Amazon has unveiled its chatbot called Amazon Q, which is focused on use in the workplace.
This puts Amazon in competition with other enterprise chatbots such as OpenAI's ChatGPT and Google's Bard chatbot. However, early reviews and a lack of benchmarks suggest that Amazon Q is not as advanced as OpenAI's GPT-4.
Amazon Q is a workplace assistant
Amazon Q was developed by Amazon's computing division to help employees with tasks such as summarizing strategy papers, filling out internal support tickets, and answering questions about company policies.
According to Amazon, the chatbot is designed exclusively for businesses and optimized for workflows. It is designed to support decision-making and problem-solving in the workplace. To this end, it can be linked directly to company data from numerous sources such as Google Drive, Github, Microsoft Teams, Slack and others.
Amazon Q can tailor its interactions to individual users based on their existing identities, roles, and permissions within the organization. Amazon guarantees the security and privacy of corporate data that is not used to train the underlying models.
According to Amazon, Q can also help with programming, especially developing applications for AWS with its "17 years of AWS knowledge and best practices."
GPT-4 remains the undisputed leader
According to an initial assessment by Ethan Mollick, professor at the Wharton School, Amazon Q is more of a GPT 3.5 class chatbot that cannot compete with OpenAI's GPT-4.
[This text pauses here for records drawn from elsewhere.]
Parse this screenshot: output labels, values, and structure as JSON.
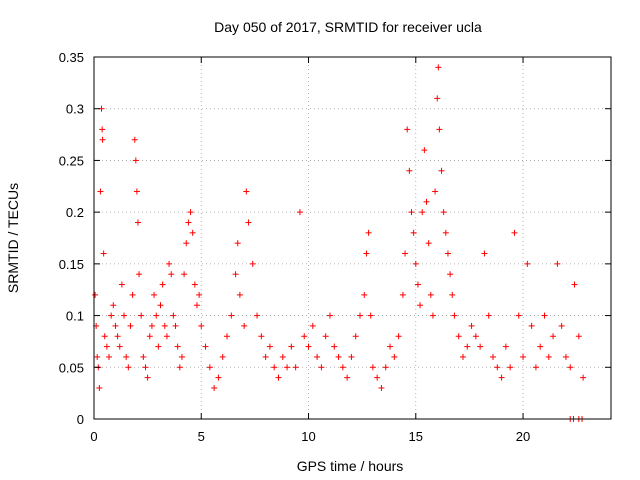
{
  "chart_data": {
    "type": "scatter",
    "title": "Day 050 of 2017, SRMTID for receiver ucla",
    "xlabel": "GPS time / hours",
    "ylabel": "SRMTID / TECUs",
    "xlim": [
      0,
      24.1
    ],
    "ylim": [
      0,
      0.35
    ],
    "xticks": [
      0,
      5,
      10,
      15,
      20
    ],
    "yticks": [
      0,
      0.05,
      0.1,
      0.15,
      0.2,
      0.25,
      0.3,
      0.35
    ],
    "xtick_labels": [
      "0",
      "5",
      "10",
      "15",
      "20"
    ],
    "ytick_labels": [
      "0",
      "0.05",
      "0.1",
      "0.15",
      "0.2",
      "0.25",
      "0.3",
      "0.35"
    ],
    "grid": true,
    "marker": "plus",
    "color": "#ff0000",
    "series": [
      {
        "name": "SRMTID",
        "points": [
          [
            0.05,
            0.12
          ],
          [
            0.1,
            0.09
          ],
          [
            0.15,
            0.06
          ],
          [
            0.2,
            0.05
          ],
          [
            0.25,
            0.03
          ],
          [
            0.3,
            0.22
          ],
          [
            0.35,
            0.3
          ],
          [
            0.38,
            0.28
          ],
          [
            0.4,
            0.27
          ],
          [
            0.45,
            0.16
          ],
          [
            0.5,
            0.08
          ],
          [
            0.6,
            0.07
          ],
          [
            0.7,
            0.06
          ],
          [
            0.8,
            0.1
          ],
          [
            0.9,
            0.11
          ],
          [
            1.0,
            0.09
          ],
          [
            1.1,
            0.08
          ],
          [
            1.2,
            0.07
          ],
          [
            1.3,
            0.13
          ],
          [
            1.4,
            0.1
          ],
          [
            1.5,
            0.06
          ],
          [
            1.6,
            0.05
          ],
          [
            1.7,
            0.09
          ],
          [
            1.8,
            0.12
          ],
          [
            1.9,
            0.27
          ],
          [
            1.95,
            0.25
          ],
          [
            2.0,
            0.22
          ],
          [
            2.05,
            0.19
          ],
          [
            2.1,
            0.14
          ],
          [
            2.2,
            0.1
          ],
          [
            2.3,
            0.06
          ],
          [
            2.4,
            0.05
          ],
          [
            2.5,
            0.04
          ],
          [
            2.6,
            0.08
          ],
          [
            2.7,
            0.09
          ],
          [
            2.8,
            0.12
          ],
          [
            2.9,
            0.1
          ],
          [
            3.0,
            0.07
          ],
          [
            3.1,
            0.11
          ],
          [
            3.2,
            0.13
          ],
          [
            3.3,
            0.09
          ],
          [
            3.4,
            0.08
          ],
          [
            3.5,
            0.15
          ],
          [
            3.6,
            0.14
          ],
          [
            3.7,
            0.1
          ],
          [
            3.8,
            0.09
          ],
          [
            3.9,
            0.07
          ],
          [
            4.0,
            0.05
          ],
          [
            4.1,
            0.06
          ],
          [
            4.2,
            0.14
          ],
          [
            4.3,
            0.17
          ],
          [
            4.4,
            0.19
          ],
          [
            4.5,
            0.2
          ],
          [
            4.6,
            0.18
          ],
          [
            4.7,
            0.13
          ],
          [
            4.8,
            0.11
          ],
          [
            4.9,
            0.12
          ],
          [
            5.0,
            0.09
          ],
          [
            5.2,
            0.07
          ],
          [
            5.4,
            0.05
          ],
          [
            5.6,
            0.03
          ],
          [
            5.8,
            0.04
          ],
          [
            6.0,
            0.06
          ],
          [
            6.2,
            0.08
          ],
          [
            6.4,
            0.1
          ],
          [
            6.6,
            0.14
          ],
          [
            6.7,
            0.17
          ],
          [
            6.8,
            0.12
          ],
          [
            7.0,
            0.09
          ],
          [
            7.1,
            0.22
          ],
          [
            7.2,
            0.19
          ],
          [
            7.4,
            0.15
          ],
          [
            7.6,
            0.1
          ],
          [
            7.8,
            0.08
          ],
          [
            8.0,
            0.06
          ],
          [
            8.2,
            0.07
          ],
          [
            8.4,
            0.05
          ],
          [
            8.6,
            0.04
          ],
          [
            8.8,
            0.06
          ],
          [
            9.0,
            0.05
          ],
          [
            9.2,
            0.07
          ],
          [
            9.4,
            0.05
          ],
          [
            9.6,
            0.2
          ],
          [
            9.8,
            0.08
          ],
          [
            10.0,
            0.07
          ],
          [
            10.2,
            0.09
          ],
          [
            10.4,
            0.06
          ],
          [
            10.6,
            0.05
          ],
          [
            10.8,
            0.08
          ],
          [
            11.0,
            0.1
          ],
          [
            11.2,
            0.07
          ],
          [
            11.4,
            0.06
          ],
          [
            11.6,
            0.05
          ],
          [
            11.8,
            0.04
          ],
          [
            12.0,
            0.06
          ],
          [
            12.2,
            0.08
          ],
          [
            12.4,
            0.1
          ],
          [
            12.6,
            0.12
          ],
          [
            12.7,
            0.16
          ],
          [
            12.8,
            0.18
          ],
          [
            12.9,
            0.1
          ],
          [
            13.0,
            0.05
          ],
          [
            13.2,
            0.04
          ],
          [
            13.4,
            0.03
          ],
          [
            13.6,
            0.05
          ],
          [
            13.8,
            0.07
          ],
          [
            14.0,
            0.06
          ],
          [
            14.2,
            0.08
          ],
          [
            14.4,
            0.12
          ],
          [
            14.5,
            0.16
          ],
          [
            14.6,
            0.28
          ],
          [
            14.7,
            0.24
          ],
          [
            14.8,
            0.2
          ],
          [
            14.9,
            0.18
          ],
          [
            15.0,
            0.15
          ],
          [
            15.1,
            0.13
          ],
          [
            15.2,
            0.11
          ],
          [
            15.3,
            0.2
          ],
          [
            15.4,
            0.26
          ],
          [
            15.5,
            0.21
          ],
          [
            15.6,
            0.17
          ],
          [
            15.7,
            0.12
          ],
          [
            15.8,
            0.1
          ],
          [
            15.9,
            0.22
          ],
          [
            16.0,
            0.31
          ],
          [
            16.05,
            0.34
          ],
          [
            16.1,
            0.28
          ],
          [
            16.2,
            0.24
          ],
          [
            16.3,
            0.2
          ],
          [
            16.4,
            0.18
          ],
          [
            16.5,
            0.16
          ],
          [
            16.6,
            0.14
          ],
          [
            16.7,
            0.12
          ],
          [
            16.8,
            0.1
          ],
          [
            17.0,
            0.08
          ],
          [
            17.2,
            0.06
          ],
          [
            17.4,
            0.07
          ],
          [
            17.6,
            0.09
          ],
          [
            17.8,
            0.08
          ],
          [
            18.0,
            0.07
          ],
          [
            18.2,
            0.16
          ],
          [
            18.4,
            0.1
          ],
          [
            18.6,
            0.06
          ],
          [
            18.8,
            0.05
          ],
          [
            19.0,
            0.04
          ],
          [
            19.2,
            0.07
          ],
          [
            19.4,
            0.05
          ],
          [
            19.6,
            0.18
          ],
          [
            19.8,
            0.1
          ],
          [
            20.0,
            0.06
          ],
          [
            20.2,
            0.15
          ],
          [
            20.4,
            0.09
          ],
          [
            20.6,
            0.05
          ],
          [
            20.8,
            0.07
          ],
          [
            21.0,
            0.1
          ],
          [
            21.2,
            0.06
          ],
          [
            21.4,
            0.08
          ],
          [
            21.6,
            0.15
          ],
          [
            21.8,
            0.09
          ],
          [
            22.0,
            0.06
          ],
          [
            22.2,
            0.05
          ],
          [
            22.4,
            0.13
          ],
          [
            22.6,
            0.08
          ],
          [
            22.8,
            0.04
          ],
          [
            22.2,
            0.0
          ],
          [
            22.35,
            0.0
          ],
          [
            22.6,
            0.0
          ],
          [
            22.75,
            0.0
          ]
        ]
      }
    ]
  }
}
Wharton was involved in an extensive study of the practical use of GPT-4 in consulting. He is familiar with the capabilities of the different language models and notes that Amazon's Q is "very far short of GPT-4."
"With no benchmarks to go off, all I can say is it feels like a GPT-3.5 class model with lots of guardrails that is very narrowly focused on a knowledge base."
This makes Q another example of a phenomenon of the last few months: Google Bard, Claude 2, Musk's Grok, Meta Llama 2, and many others - no company, big tech, or startup, comes close to the quality of GPT-4.
Instead, the market is full of more and often less useful chatbots at the level of GPT-3.5. GPT-4, however, is the first LLM to reach a level that makes it usable for demanding text tasks.
The burning question for the AI industry now is: does OpenAI have some secret sauce that makes it just that much better - or has GPT-4 already hit the performance ceiling and OpenAI just bought it at a high price? After all, OpenAI currently seems more concerned with making its system cheaper than better.
But to keep things in perspective: GPT-4 has only been on the market since March 2023. It will take longer to develop and train better models.
In general, Amazon is playing catch-up in the AI race. The company plans to invest up to $4 billion in AI startup Anthropic, which competes with OpenAI, and is reportedly training a new exclusive LLM to GPT-4 "Olympus". Amazon recently disbanded a large part of its Alexa team to focus its resources on developing generative AI.